Functional programming with Javascript

This post will discuss what functional programming is, how it compares to object-oriented programming and how you can program functionally in Javascript.

Themes of functional programming

Throughout the examples and concepts discussed in this post there are three key themes:

  • Computation as the application of functions
  • Statelessness
  • Avoiding side effects

Computation as the application of functions

Object-oriented programming also uses functions but functional programming is unique in that functions are values (the technical term for this is that functions are “first class”). You can store functions in variables, return them as the value of other functions and pass them in as arguments to other functions. As a result functional programs produce answers by applying these functions in different ways.

Statelessness

Programming languages have the notion of “state”. This is a snapshot of a program’s current environment: all the variables that have been declared, functions created and what is currently being executed.

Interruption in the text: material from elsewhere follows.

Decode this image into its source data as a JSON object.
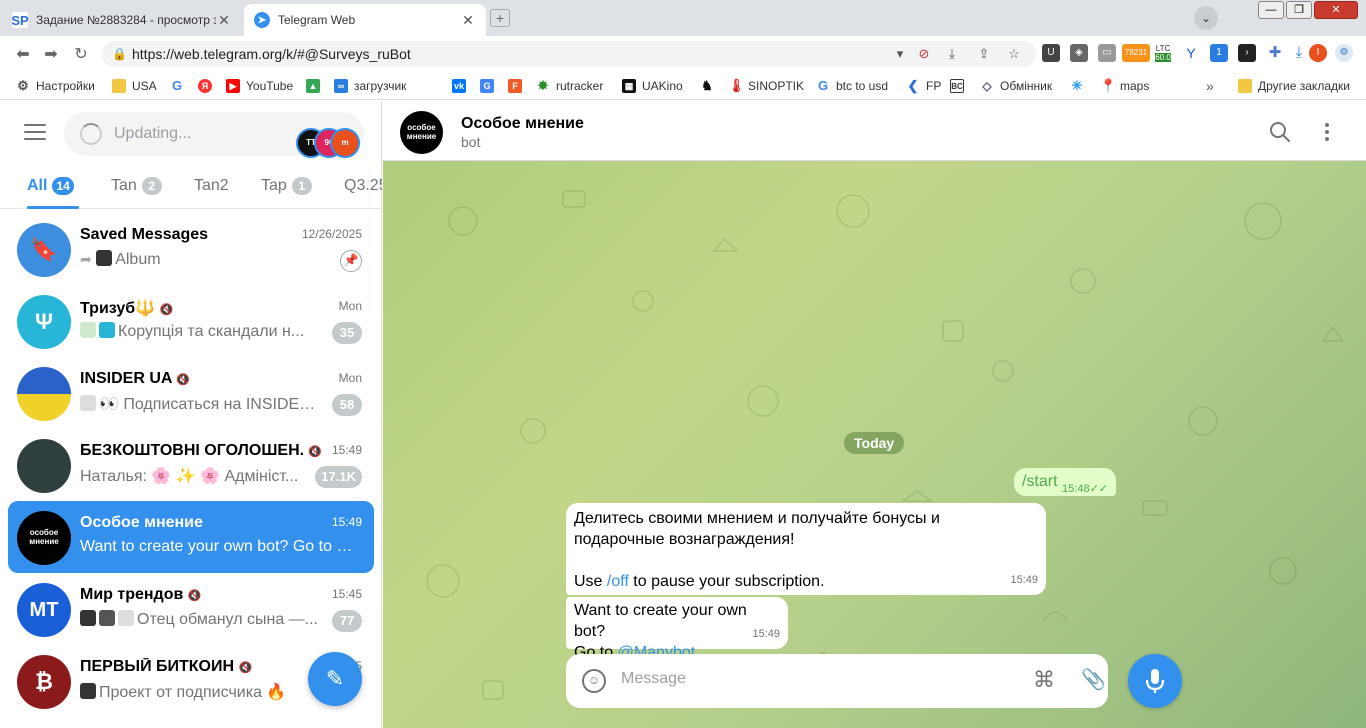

An expression in a programming language can be “stateful” or “stateless”. A stateful expression is one that changes a program’s current environment. A very simple example in Javascript would be incrementing a variable by 1:

var number = 1;
var increment = function() {
    return number += 1;
};
increment();

A stateless expression, on the other hand, is one that does not modify a program’s environment:

var number = 1;
var increment = function(n) {
    return n + 1;
};
increment(number);

Unlike the previous example when we call increment here we do not change the value of number we merely return a new value.

Object-oriented programming works by changing program state to produce answers. Conversely, functional programming produces answers through stateless operations. The clearest contrast can be seen in how both methodologies handle looping. An object-oriented approach would be to use a for loop:

var loop = function() {
    for (var x = 0; x < 10; x += 1) {
        console.log(x);
    }
};
loop();

The loop produces its results by constantly changing the value of x. A functional approach would involve recursion (covered in more detail later on):

var loop = function(n) {
    if (n > 9) {
        console.log(n);
        return;
    } else {
        console.log(n);
        loop(n + 1);
    }
};
loop(0);

In this case we get our results by calling the loop function each time with a new value rather than modifying the program’s state.

So, functional programming requires us to write stateless expressions and keep our data immutable.

Avoiding side effects

When a function executes it can change a program’s state aside from returning a value:

var number = 2;
var sideEffect = function(n) {
    number = n * 3;
    return number * n;
};
sideEffect(3);

The side effect of this function is that it changes the value of number each time it executes. Functional programming promotes the use of “pure functions”: functions that have no side effects. In the example above changing the value of number would be disallowed under this paradigm. If we can always write functions that have no side effects our program becomes “referentially transparent”. This means if we input the same value into a program we will always get the same result.

The example above is not referentially transparent because if we always called sideEffect with 3 we would get a different result each time.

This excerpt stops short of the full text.